Размер шрифта
-
+

Повседневная жизнь Большого театра от Федора Шаляпина до Майи Плисецкой - стр. 86

Да, Жадан отнюдь не страдал при большевиках – имел квартиру в Брюсовом переулке и все полагающиеся привилегии, большими тиражами выходили его пластинки, постоянно транслировали его записи и по радио. Жадана не назовешь и совсем уж невыездным – в середине 1930-х годов его отпускали петь в Турцию и Латвию, не Америка, конечно, но всё же. За границей о нем писали как о первом русском теноре, успех был фантастическим, что и повлияло на дальнейшее сворачивание гастрольной деятельности певца: сбежит еще, пусть лучше у нас поет, перед рабочими и колхозниками (вредным с моральной точки зрения было и долгое пребывание советских граждан, кем бы они ни были, в капстранах с их товарным изобилием).

Слухи о произошедшем в Манихине дошли до Москвы довольно скоро, несмотря на то, что эта информация всячески скрывалась. В дневнике филолога Леонида Тимофеева читаем: «Я ел недавно собачью котлету. Она очень вкусная. В Москве очень много бездомных собак. Их доставляют в ветеринарные больницы, где убивают электротоком. Ветеринары употребляют их мясо в пищу и снабжают своих друзей. Один из них меня и угостил… Говорят, что в Истре на своих дачах остались наши артисты – Жадан, Редикульцев и другие – и уехали вместе с немцами.

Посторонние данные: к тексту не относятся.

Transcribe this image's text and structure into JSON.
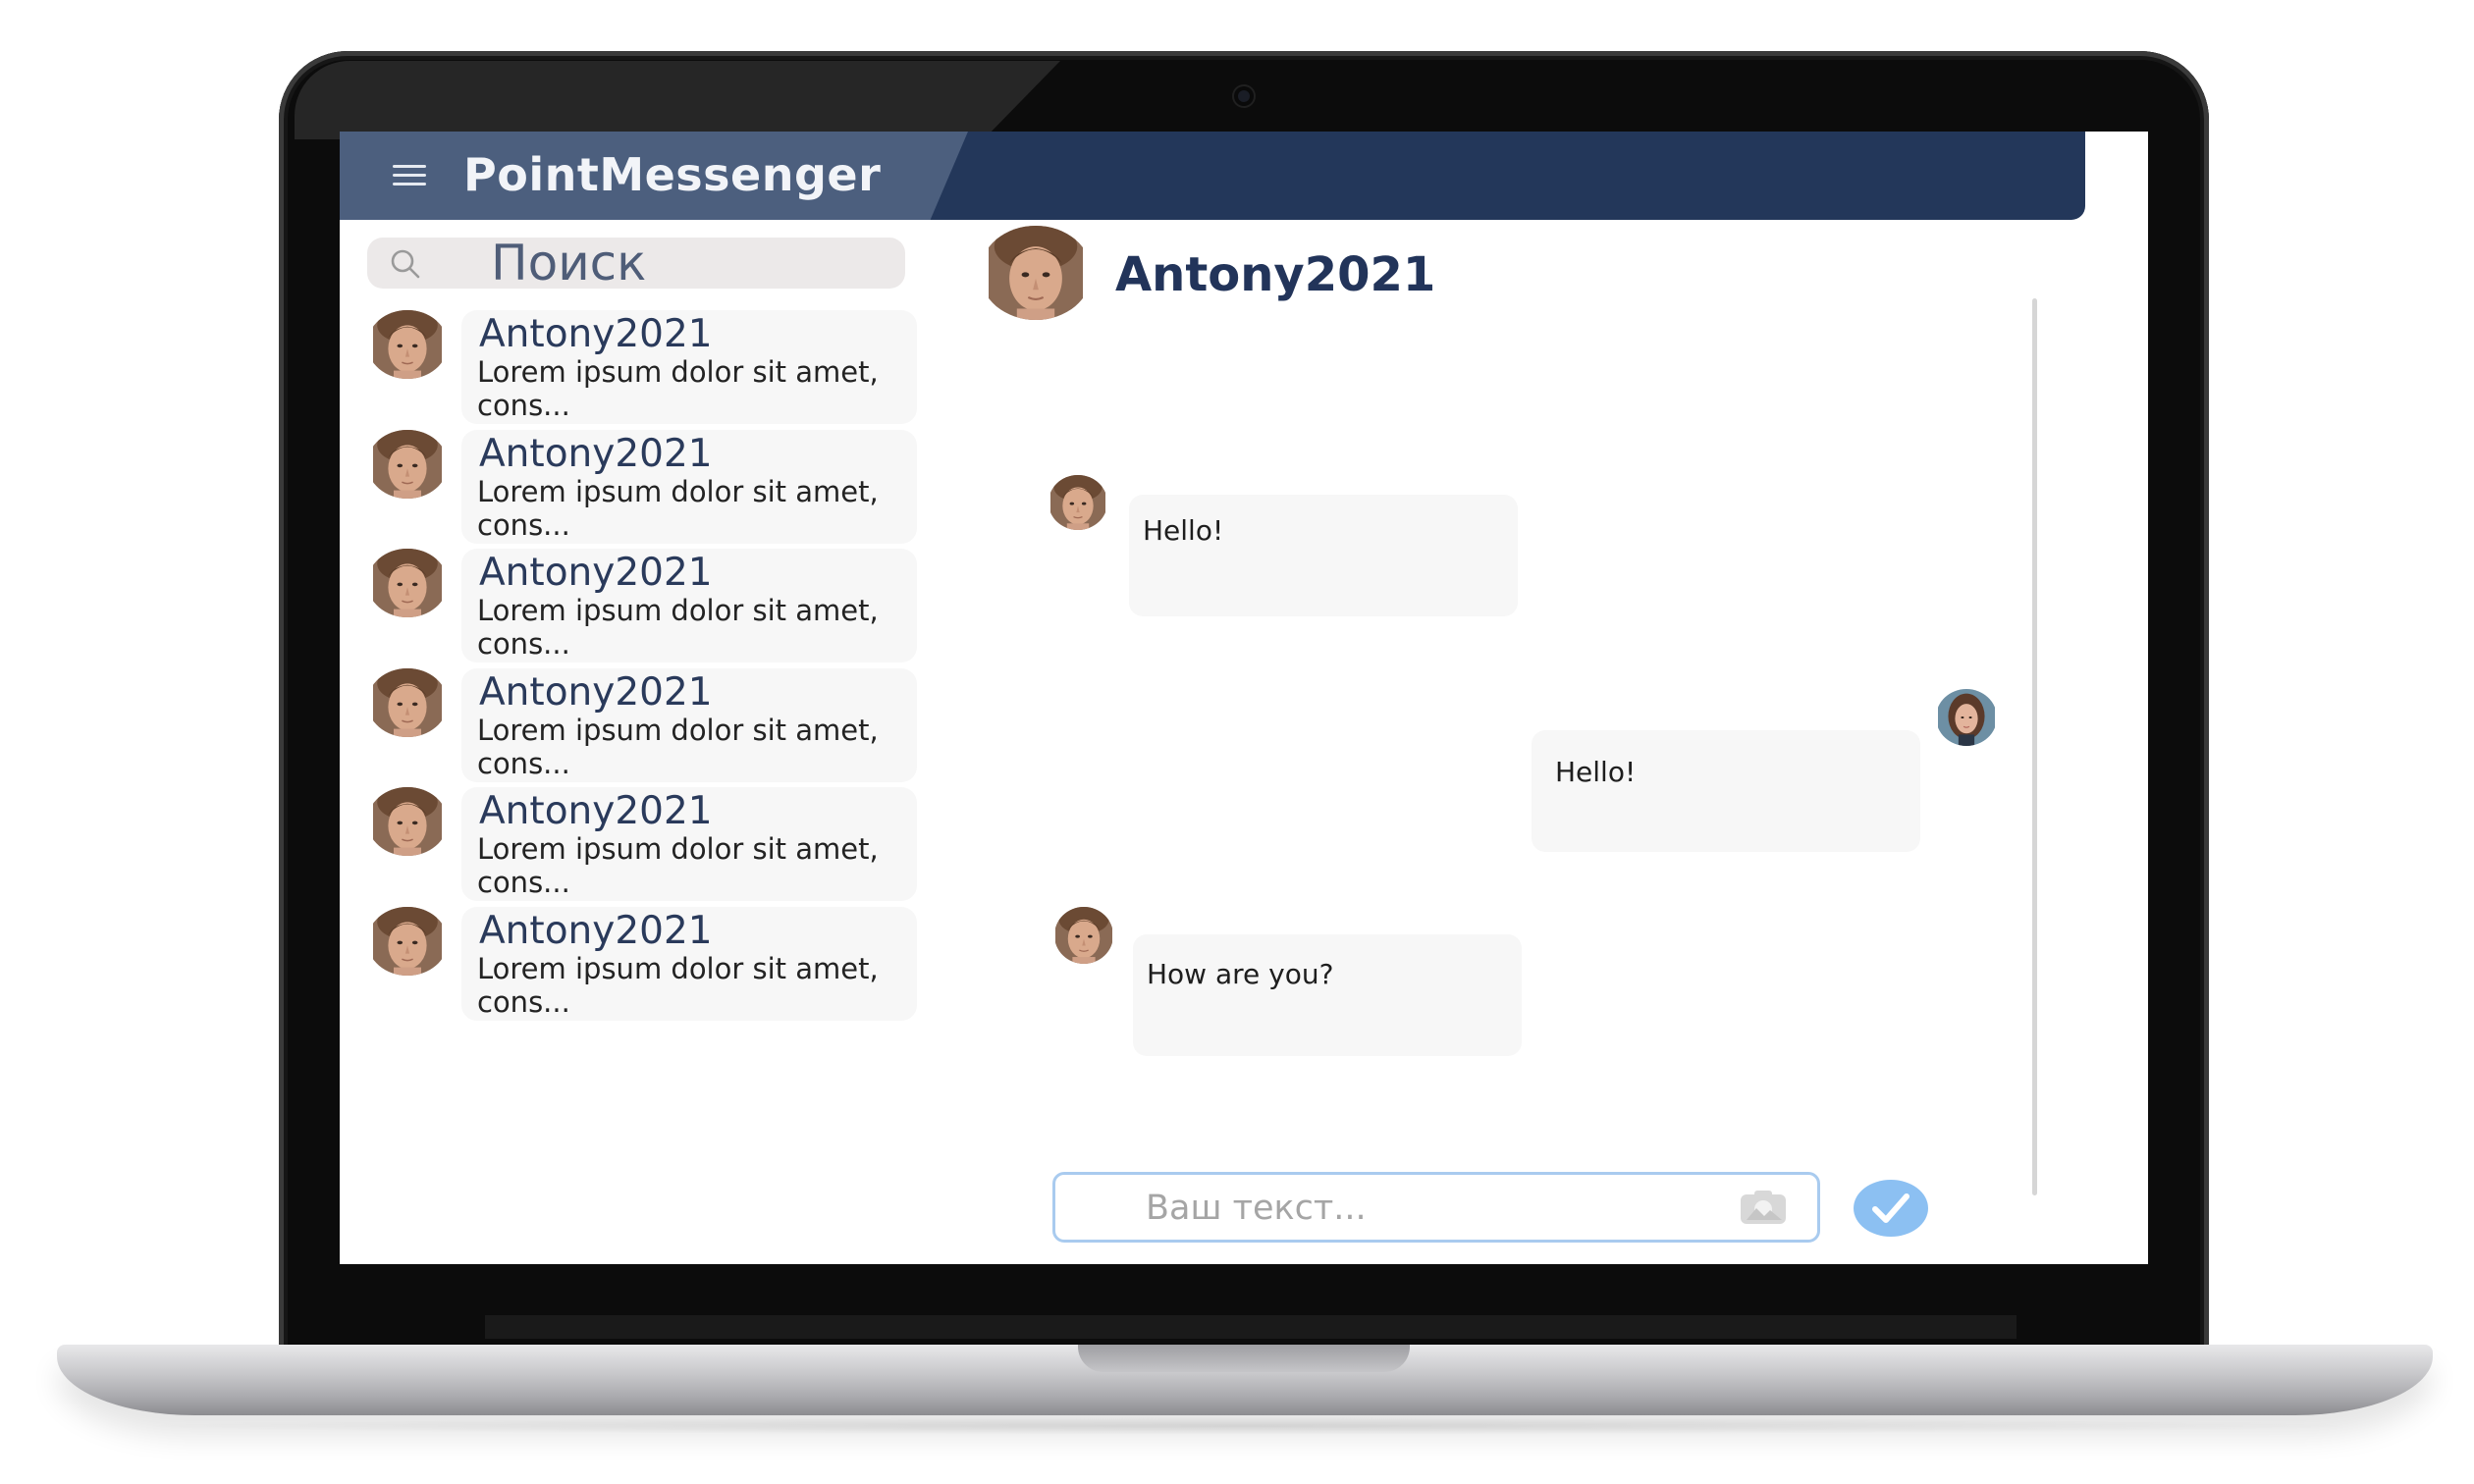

Такой же эпизод был в Ленинграде с Печковским. В Тарусе оставалось несколько знакомых наших знакомых. Они говорят о любезности немцев. Зверств не было, но многое они брали “на память” и просто так, хотя офицеры в то же время разговаривали об искусстве и прочем. Уходя, они говорили, что вернутся и что Москва будет обязательно ими взята».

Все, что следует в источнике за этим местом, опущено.